Railways was targeting Rs 1,000 crore in revenue from its its passenger and freight customer data. As of now, it has floated a tender to hire a consultant for the same, but the latest buzz is that the plan may be withdrawn amid concerns over privacy raised by many social media users, including advocacy groups.
According to a PTI report, highly-placed sources said the plan will be withdrawn “considering the fact that the Data Protection Bill has not been finalised”.
As per clarifications made by the govt, the consultant would advise IRCTC on ways to improve its existing business, apart from planning strategies to monetise opportunities arising in future.
The IRCTC has over 10 crore users, 7.5 crore of them being active users. The plan was to entail studying the data captured by various public facing applications — like name, age, mobile number, gender, address, e-mail ID, class of journey, payment mode, login or password, etc.

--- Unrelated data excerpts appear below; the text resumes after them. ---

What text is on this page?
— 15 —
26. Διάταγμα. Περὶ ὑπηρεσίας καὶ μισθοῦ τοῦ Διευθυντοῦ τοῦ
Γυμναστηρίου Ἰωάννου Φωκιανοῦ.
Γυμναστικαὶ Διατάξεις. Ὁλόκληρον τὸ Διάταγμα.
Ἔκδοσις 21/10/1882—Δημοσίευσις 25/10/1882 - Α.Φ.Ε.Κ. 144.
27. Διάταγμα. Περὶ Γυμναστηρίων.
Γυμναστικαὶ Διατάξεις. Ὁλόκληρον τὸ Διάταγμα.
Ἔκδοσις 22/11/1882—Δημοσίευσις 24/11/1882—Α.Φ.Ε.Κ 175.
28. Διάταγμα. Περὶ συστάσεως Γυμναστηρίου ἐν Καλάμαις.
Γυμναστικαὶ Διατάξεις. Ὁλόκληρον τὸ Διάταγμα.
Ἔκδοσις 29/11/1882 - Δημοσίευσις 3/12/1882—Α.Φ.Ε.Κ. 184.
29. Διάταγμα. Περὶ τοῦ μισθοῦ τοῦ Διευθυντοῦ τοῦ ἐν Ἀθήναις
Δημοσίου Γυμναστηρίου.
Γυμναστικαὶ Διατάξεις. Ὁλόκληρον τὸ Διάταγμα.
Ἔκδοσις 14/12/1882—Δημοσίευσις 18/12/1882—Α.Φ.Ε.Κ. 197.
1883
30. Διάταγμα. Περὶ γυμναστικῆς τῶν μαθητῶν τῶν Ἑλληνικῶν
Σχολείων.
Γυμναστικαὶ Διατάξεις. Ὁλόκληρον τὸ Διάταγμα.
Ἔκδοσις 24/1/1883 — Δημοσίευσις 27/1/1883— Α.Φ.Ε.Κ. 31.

The consultant will be tasked with looking into the data of passenger, freight and parcel businesses of the Indian Railways such as PRS, NGeT, NTES, UTS, Rail Madad, FOIS, TMS, e-CRM, and PMS, as well as vendor-related data from applications like IREPS, VMS and IPAS, the report said.

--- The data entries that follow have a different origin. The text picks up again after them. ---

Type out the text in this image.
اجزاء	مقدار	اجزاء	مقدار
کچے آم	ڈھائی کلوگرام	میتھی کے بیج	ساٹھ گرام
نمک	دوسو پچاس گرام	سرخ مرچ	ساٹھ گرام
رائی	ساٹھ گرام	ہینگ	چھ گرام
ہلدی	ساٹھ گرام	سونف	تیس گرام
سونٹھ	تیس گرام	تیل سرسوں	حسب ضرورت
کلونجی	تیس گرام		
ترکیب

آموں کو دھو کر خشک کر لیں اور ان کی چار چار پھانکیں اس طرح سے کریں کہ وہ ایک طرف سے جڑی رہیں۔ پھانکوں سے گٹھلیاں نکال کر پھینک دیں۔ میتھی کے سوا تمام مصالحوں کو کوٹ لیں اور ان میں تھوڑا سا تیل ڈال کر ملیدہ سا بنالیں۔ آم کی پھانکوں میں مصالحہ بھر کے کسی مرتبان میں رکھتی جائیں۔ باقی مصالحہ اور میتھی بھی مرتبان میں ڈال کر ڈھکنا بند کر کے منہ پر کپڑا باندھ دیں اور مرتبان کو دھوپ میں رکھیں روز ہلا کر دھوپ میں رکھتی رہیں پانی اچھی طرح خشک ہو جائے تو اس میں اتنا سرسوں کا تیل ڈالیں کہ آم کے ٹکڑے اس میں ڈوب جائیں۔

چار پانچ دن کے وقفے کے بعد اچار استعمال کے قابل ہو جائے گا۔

The focus is likely to be on behavioural data like class of journey, frequency of journey, travel time, booking time, age group and gender, payment mode, number of destinations and booking modes.
Internet Freedom Foundation, a Delhi-based non-governmental organisation advocating digital rights and liberties, raised concerns over Railways’ plan. The NGO outlined the pitfalls of the plan in a series of tweets.
Privacy fears may have been overblown as IRCTC does not “sell its data and neither has any intention to do so”, insider sources said.
“IRCTC will also develop new businesses on its own platform and will need assistance from market leaders. IRCTC does not store any financial data of its customers at its end, as at the time of online payment for its various services, control is passed on to the respective payment gateway or bank for the payment,” the sources said.